Another scenario is during product development. If you are designing a product, look at the failures of the last decade. Why did similar ideas fail in 2012? Was the technology not ready, or was the consumer behavior not there yet? If the climate has changed since then, the idea might now be viable. If the climate is the same, you are likely to repeat the same mistakes.

  • Entering a new geographic market
  • Adjusting pricing models for inflation
  • Scaling the team during a labor shortage
  • Evaluating the impact of a new regulation

In each of these cases, the answers are rarely found in your current analytics dashboard. They are found in the archives of those who came before you. You must be willing to do the boring work of digging through old reports and case studies to find the patterns.

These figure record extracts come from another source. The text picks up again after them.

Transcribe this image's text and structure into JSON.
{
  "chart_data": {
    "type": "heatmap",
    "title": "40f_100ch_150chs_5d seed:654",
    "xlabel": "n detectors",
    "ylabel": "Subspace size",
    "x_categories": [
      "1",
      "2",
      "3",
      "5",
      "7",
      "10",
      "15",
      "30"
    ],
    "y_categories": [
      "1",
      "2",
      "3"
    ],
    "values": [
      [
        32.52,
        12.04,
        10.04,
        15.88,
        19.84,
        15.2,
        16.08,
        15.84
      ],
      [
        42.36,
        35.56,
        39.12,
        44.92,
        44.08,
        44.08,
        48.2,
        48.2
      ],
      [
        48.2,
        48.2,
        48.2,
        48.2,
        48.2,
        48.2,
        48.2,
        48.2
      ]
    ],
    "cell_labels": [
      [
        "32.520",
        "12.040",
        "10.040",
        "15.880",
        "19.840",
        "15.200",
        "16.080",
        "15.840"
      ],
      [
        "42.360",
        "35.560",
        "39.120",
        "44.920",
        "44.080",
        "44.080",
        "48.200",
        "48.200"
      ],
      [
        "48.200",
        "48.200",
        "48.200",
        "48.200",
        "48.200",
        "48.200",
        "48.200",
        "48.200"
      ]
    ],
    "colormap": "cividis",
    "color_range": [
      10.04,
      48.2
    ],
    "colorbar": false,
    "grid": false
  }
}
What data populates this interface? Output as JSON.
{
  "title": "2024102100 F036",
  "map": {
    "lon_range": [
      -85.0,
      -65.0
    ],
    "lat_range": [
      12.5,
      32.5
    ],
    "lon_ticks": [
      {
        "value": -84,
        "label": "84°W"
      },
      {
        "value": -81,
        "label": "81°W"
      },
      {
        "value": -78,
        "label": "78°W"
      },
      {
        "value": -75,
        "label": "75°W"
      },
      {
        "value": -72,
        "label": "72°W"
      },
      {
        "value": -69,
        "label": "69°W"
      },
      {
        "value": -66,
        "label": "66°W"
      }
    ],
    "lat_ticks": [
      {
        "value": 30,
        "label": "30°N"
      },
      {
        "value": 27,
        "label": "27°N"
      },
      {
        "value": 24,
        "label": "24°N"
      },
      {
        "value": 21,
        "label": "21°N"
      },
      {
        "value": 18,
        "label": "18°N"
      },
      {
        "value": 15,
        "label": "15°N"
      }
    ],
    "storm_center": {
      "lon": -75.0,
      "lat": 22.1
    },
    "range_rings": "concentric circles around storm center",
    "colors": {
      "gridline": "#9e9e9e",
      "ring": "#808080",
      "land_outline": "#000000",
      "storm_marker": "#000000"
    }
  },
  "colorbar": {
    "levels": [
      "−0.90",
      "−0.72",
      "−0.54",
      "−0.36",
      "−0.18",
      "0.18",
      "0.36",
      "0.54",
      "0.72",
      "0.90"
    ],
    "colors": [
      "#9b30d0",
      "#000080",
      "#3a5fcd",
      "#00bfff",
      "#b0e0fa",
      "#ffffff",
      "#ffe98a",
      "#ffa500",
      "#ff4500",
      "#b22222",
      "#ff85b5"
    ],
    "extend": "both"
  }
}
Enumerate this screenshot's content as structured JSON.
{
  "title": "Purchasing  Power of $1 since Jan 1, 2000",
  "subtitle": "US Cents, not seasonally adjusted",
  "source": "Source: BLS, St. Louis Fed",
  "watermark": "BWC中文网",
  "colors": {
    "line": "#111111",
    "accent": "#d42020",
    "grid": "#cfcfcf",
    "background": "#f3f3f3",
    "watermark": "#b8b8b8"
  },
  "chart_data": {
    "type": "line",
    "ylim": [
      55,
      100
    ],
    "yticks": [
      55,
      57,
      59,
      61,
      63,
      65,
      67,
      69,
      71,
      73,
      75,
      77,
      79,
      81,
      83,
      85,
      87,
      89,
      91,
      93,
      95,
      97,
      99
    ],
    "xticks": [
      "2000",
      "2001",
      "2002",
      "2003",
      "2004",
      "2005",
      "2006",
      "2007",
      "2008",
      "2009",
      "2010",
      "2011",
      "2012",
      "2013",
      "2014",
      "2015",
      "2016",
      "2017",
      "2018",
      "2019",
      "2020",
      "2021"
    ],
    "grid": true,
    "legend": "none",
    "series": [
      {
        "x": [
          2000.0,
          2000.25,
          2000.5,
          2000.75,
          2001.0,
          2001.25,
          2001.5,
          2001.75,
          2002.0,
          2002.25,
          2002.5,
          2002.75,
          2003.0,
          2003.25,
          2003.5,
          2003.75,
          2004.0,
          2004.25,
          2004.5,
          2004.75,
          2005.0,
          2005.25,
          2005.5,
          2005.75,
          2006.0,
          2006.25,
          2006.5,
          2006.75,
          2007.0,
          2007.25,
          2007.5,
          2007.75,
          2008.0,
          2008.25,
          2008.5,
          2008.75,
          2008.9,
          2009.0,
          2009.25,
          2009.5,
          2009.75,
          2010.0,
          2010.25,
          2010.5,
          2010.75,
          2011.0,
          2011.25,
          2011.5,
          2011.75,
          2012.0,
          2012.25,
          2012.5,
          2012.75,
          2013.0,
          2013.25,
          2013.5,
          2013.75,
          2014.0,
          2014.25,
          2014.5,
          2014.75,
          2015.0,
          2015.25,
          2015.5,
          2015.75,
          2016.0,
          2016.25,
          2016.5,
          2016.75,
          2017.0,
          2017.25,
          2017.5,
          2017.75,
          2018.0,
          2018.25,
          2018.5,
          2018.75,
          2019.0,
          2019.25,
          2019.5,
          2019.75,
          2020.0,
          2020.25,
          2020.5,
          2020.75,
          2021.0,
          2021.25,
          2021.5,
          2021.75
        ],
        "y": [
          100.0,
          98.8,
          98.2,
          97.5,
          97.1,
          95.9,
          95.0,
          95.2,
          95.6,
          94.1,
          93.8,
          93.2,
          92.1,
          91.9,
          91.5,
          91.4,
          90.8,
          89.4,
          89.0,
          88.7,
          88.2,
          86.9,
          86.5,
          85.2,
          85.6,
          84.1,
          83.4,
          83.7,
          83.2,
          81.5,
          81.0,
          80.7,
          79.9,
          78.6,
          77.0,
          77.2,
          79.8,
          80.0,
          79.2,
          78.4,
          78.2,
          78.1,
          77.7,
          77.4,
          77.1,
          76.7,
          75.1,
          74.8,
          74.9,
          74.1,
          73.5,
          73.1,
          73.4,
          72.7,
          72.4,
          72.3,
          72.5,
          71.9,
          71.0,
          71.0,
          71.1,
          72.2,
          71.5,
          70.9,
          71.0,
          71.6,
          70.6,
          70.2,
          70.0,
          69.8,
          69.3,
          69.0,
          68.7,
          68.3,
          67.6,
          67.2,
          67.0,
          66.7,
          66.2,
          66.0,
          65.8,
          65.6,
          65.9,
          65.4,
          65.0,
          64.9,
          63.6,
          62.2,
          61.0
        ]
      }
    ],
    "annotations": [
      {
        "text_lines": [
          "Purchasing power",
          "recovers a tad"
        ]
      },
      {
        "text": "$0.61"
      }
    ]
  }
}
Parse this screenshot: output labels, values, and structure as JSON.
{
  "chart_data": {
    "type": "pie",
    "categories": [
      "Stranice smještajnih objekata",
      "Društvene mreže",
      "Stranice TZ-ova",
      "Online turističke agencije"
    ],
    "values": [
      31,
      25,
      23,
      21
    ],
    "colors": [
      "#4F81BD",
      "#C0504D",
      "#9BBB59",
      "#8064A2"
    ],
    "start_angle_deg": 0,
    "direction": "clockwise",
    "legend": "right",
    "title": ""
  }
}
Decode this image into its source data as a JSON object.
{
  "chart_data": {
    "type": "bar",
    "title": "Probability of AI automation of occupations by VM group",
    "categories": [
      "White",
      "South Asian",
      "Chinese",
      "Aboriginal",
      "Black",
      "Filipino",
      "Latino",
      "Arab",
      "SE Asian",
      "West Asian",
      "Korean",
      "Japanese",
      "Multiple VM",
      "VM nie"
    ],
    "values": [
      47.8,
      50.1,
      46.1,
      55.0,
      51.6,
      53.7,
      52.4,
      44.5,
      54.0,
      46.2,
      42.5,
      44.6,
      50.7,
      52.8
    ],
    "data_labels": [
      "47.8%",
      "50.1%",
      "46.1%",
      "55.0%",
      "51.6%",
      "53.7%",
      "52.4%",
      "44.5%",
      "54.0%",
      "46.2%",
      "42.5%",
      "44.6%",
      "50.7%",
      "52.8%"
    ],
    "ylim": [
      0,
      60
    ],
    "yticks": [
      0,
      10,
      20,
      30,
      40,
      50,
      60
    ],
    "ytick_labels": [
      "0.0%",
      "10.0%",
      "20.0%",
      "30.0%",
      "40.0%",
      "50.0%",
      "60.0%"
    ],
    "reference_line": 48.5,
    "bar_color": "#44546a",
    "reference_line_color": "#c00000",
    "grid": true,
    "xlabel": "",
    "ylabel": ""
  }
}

Recognizing the Unknowns in the Data

#

While paleoclimatology provides a strong framework, it is not a crystal ball. Science always leaves room for the unknown, and your business strategy should do the same. Historical data is a record of what happened, but it does not account for black swan events or radical technological breakthroughs that have no precedent.

We must ask ourselves: what are the limitations of our proxies? If we use the 2008 financial crisis as a proxy for a current downturn, we might miss the ways in which the modern digital economy reacts differently than the old banking economy. We have to be careful not to fall into the trap of thinking that history repeats itself exactly. It often rhymes, but the meter and the words change.

How much historical data is actually relevant in an age of artificial intelligence? This is a question we do not have a firm answer for yet. We are currently living through a potential climate shift that may be unlike anything in the historical record. As a founder, your job is to use the past as a guide while remaining observant enough to notice when the old rules no longer apply.

Building a remarkable business requires a mix of historical wisdom and current agility. By looking at the sediment layers of your industry, you can build a foundation that is solid enough to withstand the storms and significant enough to last for generations. Dig deep into the data, respect the cycles, and remember that the climate always wins in the long run.